Unsurprisingly, the home side made a triple change at the break. This included Crysencio Summerville, who would break the deadlock 16 minutes from time by angling in scruffily at the far post after Ings had mis-hit Bowen's low centre. It was more bad luck for United.

Whether it was deserved or not is open to debate as the hosts were indeed much better, but Garnacho had, moments earlier, almost emulated his goal against Brentford last week and Hojlund had stung Fabianski's palms with a fierce shot. United were still kicking.

It was Garnacho's poor ball to Fernandes that was ultimately punished by the former Leeds man with his first goal of the campaign.

Really, if it wasn’t so horrifically predictable, it would be funny.

In a game that really should have been over at the break, Ten Hag’s men were staring down the barrel again. And it was hard to throw any muck at the manager this time, even if he would be made to fall on his sword less than 24 hours later.

The footballing gods, perhaps mindful that they were driving anyone from Old Trafford to despair pretty much on a weekly basis of late, did reshuffle their deck and allow United to level with Casemiro on hand to redirect substitute Joshua Zirkzee’s header past Fabianski.

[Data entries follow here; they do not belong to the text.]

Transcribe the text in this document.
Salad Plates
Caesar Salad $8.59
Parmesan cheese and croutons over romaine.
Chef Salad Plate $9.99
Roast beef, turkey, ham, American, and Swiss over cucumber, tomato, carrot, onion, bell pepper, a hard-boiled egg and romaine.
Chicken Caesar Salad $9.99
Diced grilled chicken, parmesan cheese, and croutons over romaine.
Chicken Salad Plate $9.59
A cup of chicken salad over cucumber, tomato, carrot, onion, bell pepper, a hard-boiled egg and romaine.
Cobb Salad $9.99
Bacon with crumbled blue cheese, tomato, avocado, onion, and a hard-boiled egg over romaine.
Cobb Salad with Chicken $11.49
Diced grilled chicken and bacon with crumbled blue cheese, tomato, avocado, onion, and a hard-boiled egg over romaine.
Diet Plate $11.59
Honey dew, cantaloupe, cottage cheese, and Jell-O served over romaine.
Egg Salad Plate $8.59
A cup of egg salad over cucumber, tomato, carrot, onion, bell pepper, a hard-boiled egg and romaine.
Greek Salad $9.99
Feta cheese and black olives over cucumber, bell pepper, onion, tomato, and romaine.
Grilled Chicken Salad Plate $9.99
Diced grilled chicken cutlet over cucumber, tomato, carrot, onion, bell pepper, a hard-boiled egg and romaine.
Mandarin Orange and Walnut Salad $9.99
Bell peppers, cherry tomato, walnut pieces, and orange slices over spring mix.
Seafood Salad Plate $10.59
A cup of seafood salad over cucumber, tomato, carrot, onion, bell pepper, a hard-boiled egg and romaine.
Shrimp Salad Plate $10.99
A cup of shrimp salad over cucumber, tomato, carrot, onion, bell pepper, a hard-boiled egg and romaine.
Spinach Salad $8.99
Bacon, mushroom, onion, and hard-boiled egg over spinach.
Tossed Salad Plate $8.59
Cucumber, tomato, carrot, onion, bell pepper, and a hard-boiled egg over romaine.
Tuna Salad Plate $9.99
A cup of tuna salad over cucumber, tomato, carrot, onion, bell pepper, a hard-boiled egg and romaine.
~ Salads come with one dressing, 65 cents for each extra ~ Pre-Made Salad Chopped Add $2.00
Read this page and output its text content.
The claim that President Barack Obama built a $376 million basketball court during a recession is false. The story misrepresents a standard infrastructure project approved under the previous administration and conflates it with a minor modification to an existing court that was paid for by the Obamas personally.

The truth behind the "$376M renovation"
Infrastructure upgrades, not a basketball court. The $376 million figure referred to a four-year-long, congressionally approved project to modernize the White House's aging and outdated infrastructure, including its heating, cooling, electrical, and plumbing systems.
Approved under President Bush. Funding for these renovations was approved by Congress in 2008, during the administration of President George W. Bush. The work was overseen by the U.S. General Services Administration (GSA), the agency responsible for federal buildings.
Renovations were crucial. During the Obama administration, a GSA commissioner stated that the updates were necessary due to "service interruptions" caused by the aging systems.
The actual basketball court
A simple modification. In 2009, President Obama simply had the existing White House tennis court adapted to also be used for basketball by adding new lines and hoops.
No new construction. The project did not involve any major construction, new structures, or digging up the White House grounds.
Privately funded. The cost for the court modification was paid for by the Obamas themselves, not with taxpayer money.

This was followed by Noussair Mazraoui being forced off with what looked like a knee injury as the gods shuffled again.

As the end approached, however, their final hand was revealed to be a stinker. This time they laughed as they shuffled, loudly and straight in every United fans’ face. If the penalty was any softer, it would have been made of marshmallow and slowly roasted on a stick.

Bowen duly stepped up and beat Onana to his left. Ten Hag was rightly furious. And his side had only a dozen injury-time minutes to find another equaliser.

It was not to be - and now the Ten Hag era is a thing of the past.

As George Foreman found to his cost almost half a century ago, rope-a-dope can work. But United are no Muhammad Ali.